Pembukaan press gathering itu dihadiri Sri Sultan Hamengkubuwono X, Wakil Ketua MPR Ahmad Muzani, Ketua Fraksi PPP MPR Arwani Thomafi, Ketua Fraksi Gerindra MPR Fary Djemi Francis, Sekretaris Fraksi Demokrat MPR Ayub Khan, Ketua Fraksi Hanura MPR Capt Jhoni Rolindrawan, Sekjen MPR Ma'ruf Cahyono dan jajaran, serta para wartawan yang sehari-hari meliput di lingkungan MPR, DPR dan DPD.
Mahyudin sepakat dengan Sri Sultan bahwa idealnya setiap negara harus memiliki demokrasi tersendiri. "Demokrasi kita sesuai dengan kultur kita, dan keadaan bangsa kita," ungkapnya.
Mahyudin mengatakan, demokrasi langsung tidak bisa berjalan efektif ketika rakyat masih banyak yang miskin. Seharusnya, ujar dia, demokrasi itu seperti mau bermain sepak bola. Lapangannya bagus. Aturan sudah siap. Barulah permainan dimulai. Namun, tidak di Indonesia.
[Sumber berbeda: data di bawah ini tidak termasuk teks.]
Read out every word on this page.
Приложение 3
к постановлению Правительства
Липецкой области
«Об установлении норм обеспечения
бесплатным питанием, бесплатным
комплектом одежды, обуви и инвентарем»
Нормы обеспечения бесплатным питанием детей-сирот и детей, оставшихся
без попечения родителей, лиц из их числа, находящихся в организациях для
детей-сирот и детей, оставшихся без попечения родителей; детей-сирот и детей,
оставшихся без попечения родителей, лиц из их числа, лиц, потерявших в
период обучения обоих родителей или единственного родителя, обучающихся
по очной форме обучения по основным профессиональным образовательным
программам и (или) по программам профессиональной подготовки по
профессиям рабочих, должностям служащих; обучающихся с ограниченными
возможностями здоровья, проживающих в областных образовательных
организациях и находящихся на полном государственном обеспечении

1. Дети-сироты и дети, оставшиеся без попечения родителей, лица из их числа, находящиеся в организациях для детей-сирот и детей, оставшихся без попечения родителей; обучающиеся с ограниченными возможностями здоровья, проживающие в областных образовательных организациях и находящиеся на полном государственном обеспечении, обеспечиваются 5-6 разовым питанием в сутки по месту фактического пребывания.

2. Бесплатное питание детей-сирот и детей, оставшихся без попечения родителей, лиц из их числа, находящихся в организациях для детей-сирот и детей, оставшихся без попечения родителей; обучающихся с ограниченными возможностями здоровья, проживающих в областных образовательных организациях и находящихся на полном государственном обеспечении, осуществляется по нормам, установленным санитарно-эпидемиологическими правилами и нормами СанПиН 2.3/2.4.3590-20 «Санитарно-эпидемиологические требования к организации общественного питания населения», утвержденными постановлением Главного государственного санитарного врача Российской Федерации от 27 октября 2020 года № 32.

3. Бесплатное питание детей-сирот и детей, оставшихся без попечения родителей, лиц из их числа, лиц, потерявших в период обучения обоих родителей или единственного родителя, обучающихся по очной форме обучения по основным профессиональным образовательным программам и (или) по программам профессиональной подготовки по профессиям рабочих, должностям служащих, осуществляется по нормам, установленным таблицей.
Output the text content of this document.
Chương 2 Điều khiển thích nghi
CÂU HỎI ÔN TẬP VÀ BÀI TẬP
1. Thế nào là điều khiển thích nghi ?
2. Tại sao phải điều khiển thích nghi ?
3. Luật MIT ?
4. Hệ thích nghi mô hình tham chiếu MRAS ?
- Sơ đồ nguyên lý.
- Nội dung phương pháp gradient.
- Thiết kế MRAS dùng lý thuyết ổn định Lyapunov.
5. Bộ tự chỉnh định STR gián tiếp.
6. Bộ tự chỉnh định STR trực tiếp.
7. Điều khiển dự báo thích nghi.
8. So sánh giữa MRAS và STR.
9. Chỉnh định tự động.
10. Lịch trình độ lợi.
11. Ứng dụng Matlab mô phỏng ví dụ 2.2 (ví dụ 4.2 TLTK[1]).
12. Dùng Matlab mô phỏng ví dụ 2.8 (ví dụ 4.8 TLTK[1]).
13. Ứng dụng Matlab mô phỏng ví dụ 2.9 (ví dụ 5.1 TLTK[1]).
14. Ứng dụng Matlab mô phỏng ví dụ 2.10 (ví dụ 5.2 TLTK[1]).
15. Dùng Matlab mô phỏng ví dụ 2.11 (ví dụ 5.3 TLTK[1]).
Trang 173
"Ketika mau main, keluar aturan baru. Salah satunya saya dan Pak OSO (Oesman Sapta Odang) pimpinan MPR menjadi korban," kata Mahyudin yang pada Pileg 2019 nanti mencalonkan diri menjadi anggota DPD itu.
Menurut Mahyudin, sebelumnya tidak ada aturan melarang anggota partai politik menjadi calon anggota DPD. Setelah tahapan pemilu berjalan, dan pendaftaran sebagai caleg sudah dilakukan, kemudian aturan baru keluar lewat putusan Mahkamah Konstitusi (MK).
"Saya sudah daftar, tiba-tiba keluar putusan MK. Seharusnya peraturan tidak boleh dikeluarkan di tengah jalan. Ini kacau, harusnya sebelum pertandingan," ungkap Mahyudin.
Akhirnya, Mahyudin membuat surat pengunduran diri dari kepengurusan Partai Golkar. "Nah, Pak OSO jadi ketua umum (Partai Hanura) sudah mundur, akhirnya saya dengan dia dicoret. Jadi demokrasi kita ini lapangan becek, rule belum jelas," ungkap Mahyudin.